Venezuela sinaliza abertura para relações energéticas com os EUA
Nesta quarta-feira (7), Delcy Rodríguez, presidente interina da Venezuela, declarou que o país está aberto a fortalecer as relações energéticas com os Estados Unidos, após a Casa Branca informar sobre um acordo de petróleo. A aproximação ocorre em meio a negociações que visam reativar a exportação de petróleo venezuelano para os EUA.
Venezuela e EUA discutem parceria energética
Segundo Delcy Rodríguez, o governo venezuelano trabalha para construir relacionamentos comerciais que beneficiem ambos os lados. Ela ressaltou que o país busca encaixar suas ações na estratégia de cooperação mútua, após a recente movimentação do Departamento de Energia dos EUA de iniciar a comercialização de petróleo venezuelano.
Declarações do governo americano e potencial de negócios
O presidente Donald Trump afirmou que a Venezuela concordou em usar a receita obtida com a venda de petróleo para adquirir produtos fabricados nos Estados Unidos, incluindo medicamentos, equipamentos médicos e itens de infraestrutura energética. Em publicação na rede social Truth Social, Trump destacou: “A Venezuela está se comprometendo a fazer negócios com os EUA como seu principal parceiro — uma escolha sensata e muito benéfica para ambos os povos”.
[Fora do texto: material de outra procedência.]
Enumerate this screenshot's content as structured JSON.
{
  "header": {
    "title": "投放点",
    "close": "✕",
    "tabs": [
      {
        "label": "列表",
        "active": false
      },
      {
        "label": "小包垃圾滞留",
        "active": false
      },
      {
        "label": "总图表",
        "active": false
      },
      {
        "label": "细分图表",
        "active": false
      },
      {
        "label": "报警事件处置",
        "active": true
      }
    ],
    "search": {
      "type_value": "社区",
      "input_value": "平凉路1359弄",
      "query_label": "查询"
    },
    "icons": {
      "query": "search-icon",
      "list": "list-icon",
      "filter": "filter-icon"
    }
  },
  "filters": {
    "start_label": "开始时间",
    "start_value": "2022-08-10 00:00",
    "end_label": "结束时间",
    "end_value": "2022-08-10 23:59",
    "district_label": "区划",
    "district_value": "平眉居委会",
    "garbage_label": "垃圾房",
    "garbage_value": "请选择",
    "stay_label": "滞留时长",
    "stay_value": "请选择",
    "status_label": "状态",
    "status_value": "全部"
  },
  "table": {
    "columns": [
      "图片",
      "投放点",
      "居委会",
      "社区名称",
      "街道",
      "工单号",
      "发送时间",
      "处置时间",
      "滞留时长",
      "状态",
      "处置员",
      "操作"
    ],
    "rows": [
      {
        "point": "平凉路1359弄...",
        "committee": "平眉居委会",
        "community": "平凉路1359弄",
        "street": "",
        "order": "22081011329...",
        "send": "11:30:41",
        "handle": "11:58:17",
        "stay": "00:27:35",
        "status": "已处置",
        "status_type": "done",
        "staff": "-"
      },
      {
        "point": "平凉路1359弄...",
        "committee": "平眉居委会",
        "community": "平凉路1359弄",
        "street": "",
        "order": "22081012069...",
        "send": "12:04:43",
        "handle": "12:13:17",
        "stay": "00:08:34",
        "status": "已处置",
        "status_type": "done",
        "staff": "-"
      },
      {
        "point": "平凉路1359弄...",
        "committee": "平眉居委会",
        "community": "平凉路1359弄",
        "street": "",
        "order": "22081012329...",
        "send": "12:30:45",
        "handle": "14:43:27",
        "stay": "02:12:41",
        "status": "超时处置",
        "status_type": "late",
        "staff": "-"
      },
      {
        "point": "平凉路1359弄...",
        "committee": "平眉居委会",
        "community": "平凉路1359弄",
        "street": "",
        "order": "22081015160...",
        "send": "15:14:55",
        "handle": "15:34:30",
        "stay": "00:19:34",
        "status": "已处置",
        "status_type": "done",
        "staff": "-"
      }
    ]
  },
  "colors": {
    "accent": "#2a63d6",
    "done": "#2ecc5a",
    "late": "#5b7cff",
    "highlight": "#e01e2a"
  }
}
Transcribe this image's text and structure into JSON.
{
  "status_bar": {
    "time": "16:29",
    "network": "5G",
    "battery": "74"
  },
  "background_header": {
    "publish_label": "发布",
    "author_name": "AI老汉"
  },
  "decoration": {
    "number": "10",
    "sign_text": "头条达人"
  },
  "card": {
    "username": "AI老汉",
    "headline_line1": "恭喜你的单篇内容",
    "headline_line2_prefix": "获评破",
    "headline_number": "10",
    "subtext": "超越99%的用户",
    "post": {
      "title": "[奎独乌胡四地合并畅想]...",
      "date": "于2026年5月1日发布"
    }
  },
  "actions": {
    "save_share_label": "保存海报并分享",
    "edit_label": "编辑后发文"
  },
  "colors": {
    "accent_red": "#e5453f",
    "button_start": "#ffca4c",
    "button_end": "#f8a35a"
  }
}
O Departamento de Energia dos EUA revelou que as vendas de petróleo venezuelano começam já e serão feitas por tempo indeterminado, com toda a receita depositada em contas controladas pelos americanos. Os recursos, segundo o órgão, beneficiarão tanto o população dos EUA quanto a da Venezuela, conforme decisão do governo norte-americano.
Avanços nas negociações e estratégia dos EUA
A petroleira estatal venezuelana PDVSA confirmou que as negociações com os EUA avançaram, discutindo termos semelhantes aos firmados com parceiros internacionais, como Chevron. Além disso, o governo americano já iniciou a comercialização de petróleo venezuelano, visando a garantir suprimentos e reduzir o impacto das sanções.
Exportação de petróleo e movimentações militares
Trump declarou que os EUA planejam refinarem e venderem até 50 milhões de barris de petróleo venezuelano retidos devido a bloqueios anteriores. A operação, que visa desviar o petróleo da China, busca também ajudar a Venezuela a evitar cortes ainda mais severos na produção de petróleo, que atualmente é de cerca de 1 milhão de barris por dia, muito abaixo de suas reservas totais.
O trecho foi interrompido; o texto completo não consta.